Another foreign brokerage drastically lowered its forecast for Taiwan, saying the economy could contract 6 percent amid sagging export demand.
Morgan Stanley, a global financial service provider, revised down its GDP forecast this year to minus 6 percent, from its prior forecast of 0.5 percent growth. The new figure is the second-lowest projection among foreign research houses, behind Hong Kong-based CLSA, which predicted an 11 percent drop in a report dated Feb. 4.
Morgan Stanley economist Sharon Lam (林琰) attributed the downward adjustment to a forecast 23 percent annual decline in exports, following disappointing data releases.
Outbound shipments contracted a record 44.1 percent last month after plunging 41.9 percent a month earlier, the Ministry of Finance said a day earlier.
“Taiwan is an extremely open economy where exports account for a share of about 70 percent [of] GDP,” Lam said, predicting that the nation would suffer an unprecedented slump of 23 percent in exports this year and post a moderate rebound of 8 percent next year.
The economist said external demand shocks would plague private consumption, which is forecast to contract 4.5 percent, and aggravate concerns over job security.
“If not managed carefully, a vicious cycle can develop from deflation, a liquidity trap and capital outflow,” Lam said. “Under such a scenario, even record-low interest rates will not revive the economy.”

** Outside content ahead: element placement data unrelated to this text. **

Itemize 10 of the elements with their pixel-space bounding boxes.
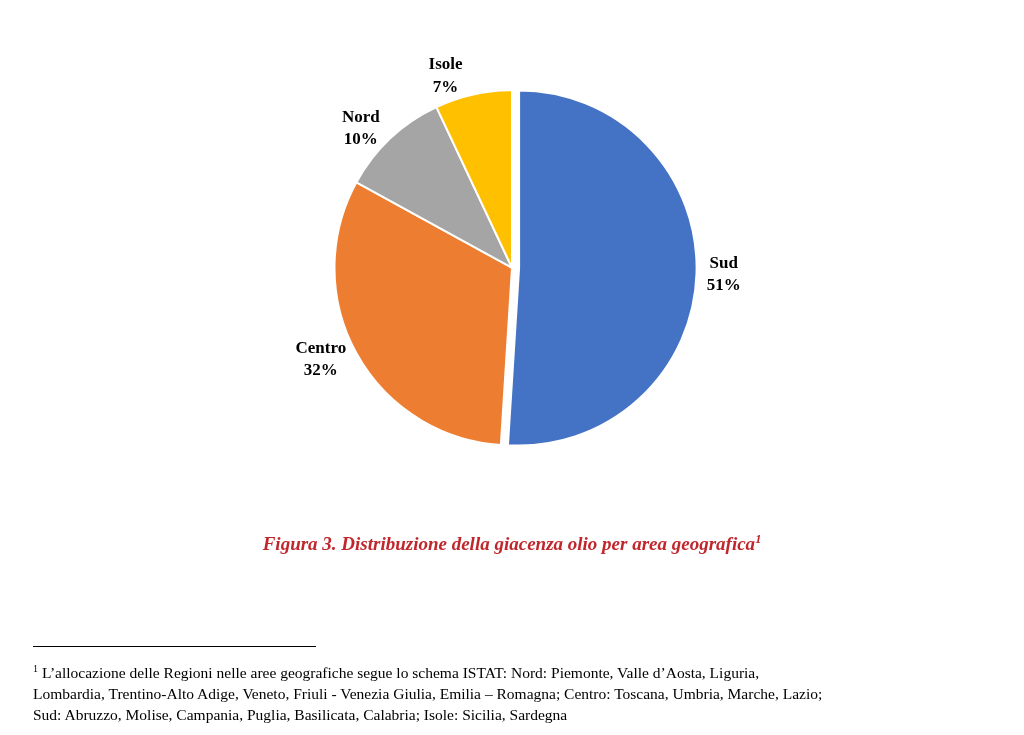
text: $^{1}$ L’allocazione delle Regioni nelle aree geografiche segue lo schema ISTAT: Nord: Piemonte, Valle d’Aosta, Liguria, Lombardia, Trentino-Alto Adige, Veneto, Friuli - Venezia Giulia, Emilia – Romagna; Centro: Toscana, Umbria, Marche, Lazio; Sud: Abruzzo, Molise, Campania, Puglia, Basilicata, Calabria; Isole: Sicilia, Sardegna <box>33 662 824 726</box>
data-label: 32% <box>303 359 338 379</box>
data-label: 10% <box>343 129 378 149</box>
slice-label: Nord <box>341 106 381 126</box>
text: Figura 3. Distribuzione della giacenza olio per area geografica$^{1}$ <box>261 532 763 556</box>
data-label: 7% <box>432 76 459 96</box>
data-label: 51% <box>706 275 741 295</box>
slice-label: Sud <box>709 253 739 273</box>
slice-label: Isole <box>428 54 463 74</box>
slice-label: Centro <box>295 337 347 357</box>
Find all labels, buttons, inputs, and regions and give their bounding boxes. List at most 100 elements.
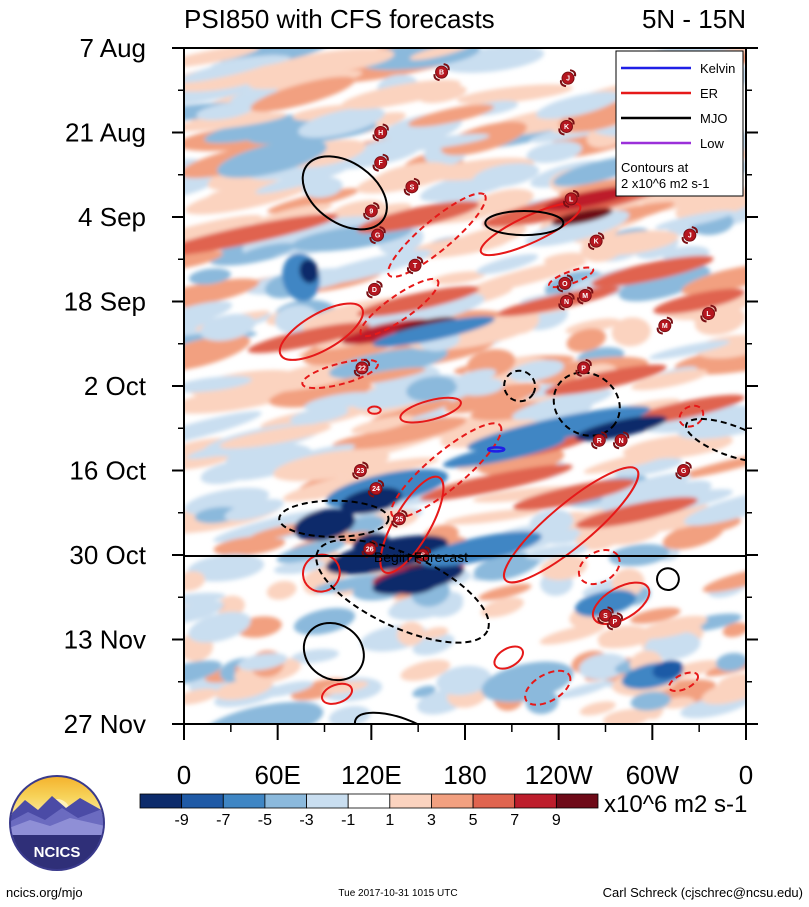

The central bank has cut the benchmark interest rate six times to 1.5 percent from 3.625 percent in September. Lam expects the monetary regulator to lower the rate further to 0.5 percent in the middle of the year.
Despite the rate cuts, Jenny Tsai (蔡笛韻), Morgan Stanley’s property analyst, said the mortgage rate advanced slightly as domestic banks turned increasingly risk averse.
Tsai forecast that local property prices would continue to correct by 20 percent this year.
Given falling external demand, the brokerage forecast the government would take more actions to fix the economy.
“We expect rapid economic deterioration [to strengthen] the political will to take on more aggressive remedial action. The administration should be capable of formulating rapid reactions to support the economy,” the report said.
The brokerage praised the consumer voucher program as a successful policy that delivered “stronger-than-expected stimulation of pent-up demand.”
But Morgan Stanley voiced concern that this has had little impact on the heavily export-weighted stock market, as domestic consumption accounts for only a modest share of the TAIEX in terms of market capitalization.
Morgan Stanley’s forecast is lower than projections by BNP Paribas and Citigroup Taiwan Inc that GDP would contract by 3.3 percent and 0.7 percent respectively.